The Carolinas and Mid-Atlantic states are bracing for a round of strong thunderstorms and the threat of flash flooding.
A system of storms carrying heavy rain that left hundreds of roads flooded in eastern Tennessee over the weekend is slowing moving northeast.
Nearly 6 million people are under flash flood watches and warnings as the storm slowly moves northeast, the National Weather Service said.
There's a high risk of flash flooding from Charleston, SC to Fayetteville, NC where residents could see 6 to 10 inches fall through Tuesday morning, CNN meteorologist Michael Guy said.
Some isolated areas could see even higher amounts of rain.

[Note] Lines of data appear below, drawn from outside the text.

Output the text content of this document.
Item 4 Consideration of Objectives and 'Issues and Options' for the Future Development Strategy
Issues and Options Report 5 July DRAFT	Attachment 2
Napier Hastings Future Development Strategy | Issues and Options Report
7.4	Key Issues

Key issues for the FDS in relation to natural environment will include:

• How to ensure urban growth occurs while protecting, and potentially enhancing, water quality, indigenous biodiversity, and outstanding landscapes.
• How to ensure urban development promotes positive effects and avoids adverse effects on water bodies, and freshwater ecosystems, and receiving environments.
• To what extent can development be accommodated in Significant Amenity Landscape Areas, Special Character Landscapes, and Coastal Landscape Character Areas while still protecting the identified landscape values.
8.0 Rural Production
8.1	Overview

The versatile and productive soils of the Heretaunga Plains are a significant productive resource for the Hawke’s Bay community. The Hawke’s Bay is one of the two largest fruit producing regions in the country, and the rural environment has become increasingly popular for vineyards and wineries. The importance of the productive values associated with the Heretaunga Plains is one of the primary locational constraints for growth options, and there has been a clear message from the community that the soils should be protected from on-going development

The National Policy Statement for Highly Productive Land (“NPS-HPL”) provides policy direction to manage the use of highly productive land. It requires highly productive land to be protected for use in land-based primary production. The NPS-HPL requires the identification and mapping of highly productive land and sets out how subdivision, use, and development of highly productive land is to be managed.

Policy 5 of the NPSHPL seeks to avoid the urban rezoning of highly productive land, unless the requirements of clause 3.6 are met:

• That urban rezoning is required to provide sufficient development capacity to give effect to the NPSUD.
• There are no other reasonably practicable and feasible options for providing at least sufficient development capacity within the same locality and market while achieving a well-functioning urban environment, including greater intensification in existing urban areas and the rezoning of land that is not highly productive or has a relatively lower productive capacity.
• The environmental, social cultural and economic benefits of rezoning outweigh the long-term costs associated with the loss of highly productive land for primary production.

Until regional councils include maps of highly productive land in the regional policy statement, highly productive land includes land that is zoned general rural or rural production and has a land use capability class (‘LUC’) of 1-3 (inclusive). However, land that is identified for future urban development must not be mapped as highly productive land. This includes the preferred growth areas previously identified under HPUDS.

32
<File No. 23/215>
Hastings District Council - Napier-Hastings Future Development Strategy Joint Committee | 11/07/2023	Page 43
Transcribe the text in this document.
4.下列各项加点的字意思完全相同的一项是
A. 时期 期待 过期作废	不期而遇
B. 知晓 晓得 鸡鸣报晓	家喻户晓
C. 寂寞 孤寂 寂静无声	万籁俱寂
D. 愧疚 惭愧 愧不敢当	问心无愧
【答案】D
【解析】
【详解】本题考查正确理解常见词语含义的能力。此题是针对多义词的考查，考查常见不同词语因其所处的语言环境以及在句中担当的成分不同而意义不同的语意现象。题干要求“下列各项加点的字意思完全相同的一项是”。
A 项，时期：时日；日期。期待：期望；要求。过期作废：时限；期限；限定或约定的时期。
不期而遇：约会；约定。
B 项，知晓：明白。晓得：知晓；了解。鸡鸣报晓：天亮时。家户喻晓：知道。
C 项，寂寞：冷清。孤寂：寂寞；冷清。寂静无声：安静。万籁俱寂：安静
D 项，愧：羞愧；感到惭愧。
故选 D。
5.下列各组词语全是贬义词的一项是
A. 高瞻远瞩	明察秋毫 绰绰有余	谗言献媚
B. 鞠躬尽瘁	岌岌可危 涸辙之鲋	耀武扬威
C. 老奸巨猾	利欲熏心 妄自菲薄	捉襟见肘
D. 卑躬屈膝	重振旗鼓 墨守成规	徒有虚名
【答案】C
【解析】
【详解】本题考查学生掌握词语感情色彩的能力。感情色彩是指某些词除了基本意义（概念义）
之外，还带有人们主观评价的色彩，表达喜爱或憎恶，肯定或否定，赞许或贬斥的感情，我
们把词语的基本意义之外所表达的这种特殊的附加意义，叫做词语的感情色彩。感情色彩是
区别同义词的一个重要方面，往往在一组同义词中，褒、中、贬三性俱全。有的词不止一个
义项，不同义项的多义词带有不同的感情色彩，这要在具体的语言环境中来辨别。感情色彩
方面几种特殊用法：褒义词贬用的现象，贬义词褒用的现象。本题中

Over the weekend, storms carrying about 2-4 inches of rain caused flash flooding in areas parched from drought in Tennessee and southwestern Virginia.
Tennessee and Virginia
Schools in more than a dozen districts in eastern Tennessee and southwest Virginia are closed Monday to ensure safety as the water recedes.
Roads were flooded around several schools, storm drains were nearly full and water was flowing into a school's cafeteria Sunday near Knoxville.
Tim Parrott, director of Anderson County Schools, said it's uncommon for them to cancel classes due to flooding.
"Any time you do it, it's a gamble but anytime you do, we want to gamble on the students being safe," Parrot told CNN affiliate WATE-TV.
Heavy downpours over the weekend also caused a landslide on US Route 441 in Anderson County. The highway was closed for about five hours on Sunday, CNN affiliate WVLT-TV reported.
In Bristol, NASCAR postponed the Food City 500 race Sunday due to the inclement weather.
The race, which is the eighth stop in the Monster Energy NASCAR Cup Series, is now scheduled to start 1 p.m. on Monday.
At the campgrounds near the Bristol Motor Speedway, campers remained hopeful even as they moved to higher grounds when the flood waters began to rise.
"As long as the race is still going on, we're going to be here and we're going to go," one of the campers, William Powell, told CNN affiliate WCYB.
In southwest Virginia, at least a hundred county roads were closed early Monday due to high water, the Virginia Department of Transportation said.